No, anything to do with software resembles walking over the Grand Canyon on a tightrope. One little change, one misstep and I have to spend 5 to 10 hours re-installing Windows XP and losing all the settings I have not figured out a way of backing up. I hate the way Microsoft has put registry files in user directors, so you can’t just make a copy …/Paul Rako/ of it anymore, at least not while the system is running. That is one benefit of having two installs on one machine. You can do copies of partition that you are not booting from. This is OK, but I still need to learn how to take an image of both boot partitions so I can recover from the inevitable hard drive crash even though I have both my OS drive(s) and data drive(s) redundant in RAID arrays.

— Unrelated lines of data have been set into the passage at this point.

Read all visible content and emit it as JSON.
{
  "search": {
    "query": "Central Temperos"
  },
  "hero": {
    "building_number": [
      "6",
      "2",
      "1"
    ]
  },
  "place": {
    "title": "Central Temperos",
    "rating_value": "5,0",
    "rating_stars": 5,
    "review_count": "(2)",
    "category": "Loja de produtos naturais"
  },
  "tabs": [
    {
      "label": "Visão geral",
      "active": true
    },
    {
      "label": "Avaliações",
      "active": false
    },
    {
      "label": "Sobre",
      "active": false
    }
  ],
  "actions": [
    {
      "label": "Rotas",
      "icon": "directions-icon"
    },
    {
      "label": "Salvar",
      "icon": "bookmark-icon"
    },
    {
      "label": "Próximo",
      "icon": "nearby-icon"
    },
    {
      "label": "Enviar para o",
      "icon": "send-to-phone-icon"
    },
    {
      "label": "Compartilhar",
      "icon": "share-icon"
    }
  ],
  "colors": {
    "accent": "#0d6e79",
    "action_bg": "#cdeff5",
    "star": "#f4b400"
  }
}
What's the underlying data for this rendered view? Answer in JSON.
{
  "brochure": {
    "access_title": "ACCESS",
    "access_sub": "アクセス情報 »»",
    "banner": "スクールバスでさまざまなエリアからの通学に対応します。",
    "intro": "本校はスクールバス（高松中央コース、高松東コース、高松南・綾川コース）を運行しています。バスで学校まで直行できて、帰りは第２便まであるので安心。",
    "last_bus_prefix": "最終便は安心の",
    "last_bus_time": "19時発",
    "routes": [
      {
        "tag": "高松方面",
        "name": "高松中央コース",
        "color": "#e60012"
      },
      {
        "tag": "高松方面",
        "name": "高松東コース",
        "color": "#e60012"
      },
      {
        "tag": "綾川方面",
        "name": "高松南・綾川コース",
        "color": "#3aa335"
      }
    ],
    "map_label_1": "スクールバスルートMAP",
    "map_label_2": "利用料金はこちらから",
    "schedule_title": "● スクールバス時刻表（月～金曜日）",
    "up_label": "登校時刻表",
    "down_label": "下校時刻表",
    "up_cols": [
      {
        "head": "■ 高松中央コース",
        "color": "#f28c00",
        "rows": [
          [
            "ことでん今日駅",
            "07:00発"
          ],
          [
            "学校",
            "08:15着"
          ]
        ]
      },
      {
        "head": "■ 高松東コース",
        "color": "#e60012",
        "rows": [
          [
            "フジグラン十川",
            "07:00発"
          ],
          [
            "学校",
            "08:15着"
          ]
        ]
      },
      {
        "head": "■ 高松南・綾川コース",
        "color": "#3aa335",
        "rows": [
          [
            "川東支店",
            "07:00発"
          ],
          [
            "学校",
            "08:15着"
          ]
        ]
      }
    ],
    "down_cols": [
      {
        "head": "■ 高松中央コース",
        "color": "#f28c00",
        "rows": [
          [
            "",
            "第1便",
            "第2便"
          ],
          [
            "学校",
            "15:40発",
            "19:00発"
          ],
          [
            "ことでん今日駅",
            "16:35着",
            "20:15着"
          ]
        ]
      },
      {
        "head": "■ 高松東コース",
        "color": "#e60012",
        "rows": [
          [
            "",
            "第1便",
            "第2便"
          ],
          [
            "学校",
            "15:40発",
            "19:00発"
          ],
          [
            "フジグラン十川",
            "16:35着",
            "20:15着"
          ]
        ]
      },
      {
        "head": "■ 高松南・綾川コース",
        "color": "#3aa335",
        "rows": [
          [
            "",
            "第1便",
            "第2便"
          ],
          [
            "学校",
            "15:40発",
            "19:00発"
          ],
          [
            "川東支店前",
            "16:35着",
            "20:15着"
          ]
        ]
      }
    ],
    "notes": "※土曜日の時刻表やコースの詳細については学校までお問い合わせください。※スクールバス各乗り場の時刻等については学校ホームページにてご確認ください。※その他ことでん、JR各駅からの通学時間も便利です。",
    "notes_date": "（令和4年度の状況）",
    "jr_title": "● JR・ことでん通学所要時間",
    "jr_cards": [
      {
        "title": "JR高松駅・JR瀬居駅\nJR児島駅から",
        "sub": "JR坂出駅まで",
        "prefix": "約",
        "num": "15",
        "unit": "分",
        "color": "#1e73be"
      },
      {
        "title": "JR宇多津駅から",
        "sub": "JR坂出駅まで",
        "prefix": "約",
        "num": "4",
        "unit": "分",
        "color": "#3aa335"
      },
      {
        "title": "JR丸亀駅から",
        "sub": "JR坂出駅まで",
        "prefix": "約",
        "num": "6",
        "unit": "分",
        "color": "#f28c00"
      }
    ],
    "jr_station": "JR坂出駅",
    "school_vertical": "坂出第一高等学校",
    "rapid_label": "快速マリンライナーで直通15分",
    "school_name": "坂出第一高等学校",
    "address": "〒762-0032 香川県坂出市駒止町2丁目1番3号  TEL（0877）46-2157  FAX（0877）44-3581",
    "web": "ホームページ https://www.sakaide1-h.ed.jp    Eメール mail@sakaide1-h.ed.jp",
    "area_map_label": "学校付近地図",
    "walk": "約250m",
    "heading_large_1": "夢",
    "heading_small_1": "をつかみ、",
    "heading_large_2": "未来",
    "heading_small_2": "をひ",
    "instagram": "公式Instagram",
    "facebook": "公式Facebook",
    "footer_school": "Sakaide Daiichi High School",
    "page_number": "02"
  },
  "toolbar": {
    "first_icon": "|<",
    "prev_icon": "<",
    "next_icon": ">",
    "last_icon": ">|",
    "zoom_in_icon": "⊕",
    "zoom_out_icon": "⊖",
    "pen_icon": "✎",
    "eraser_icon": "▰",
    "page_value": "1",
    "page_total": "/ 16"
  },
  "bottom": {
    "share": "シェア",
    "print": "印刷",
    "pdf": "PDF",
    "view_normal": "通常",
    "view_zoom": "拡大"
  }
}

So yeah, I have redundant RAID drives with redundant OS installs and a complete redundant machine. And if I install some software on one of them, good configuration management and that Intel “Copy Exact” philosophy dictates that I should install the software in all four partitions. No thanks. If it corrupts my OS, a 5 to 10 hour reinstall of the OS and all my programs is multiplied by four, so it takes the better part of a week.
So how might a webinar be run without special software? I could see streaming the video and then just taking emails and posting them to a comment or question section of a web page. Heck, I really don’t see why we need real-time participation anyway. Just post a video to a blog the way Brian Dipert does and let the comments fly. I know EDN will be doing audio seminars later this year so lets see how we structure that. Audio is much easier to produce than video but the real-time aspect is a pain. When I was with National Semi we did a web show once in real time and then gave up. Sorry for the long rant on computer installations and software, but do let us know how you feel about installing viewing or sharing software on your box, as well as if you like live seminars or prefer time-decoupled ones.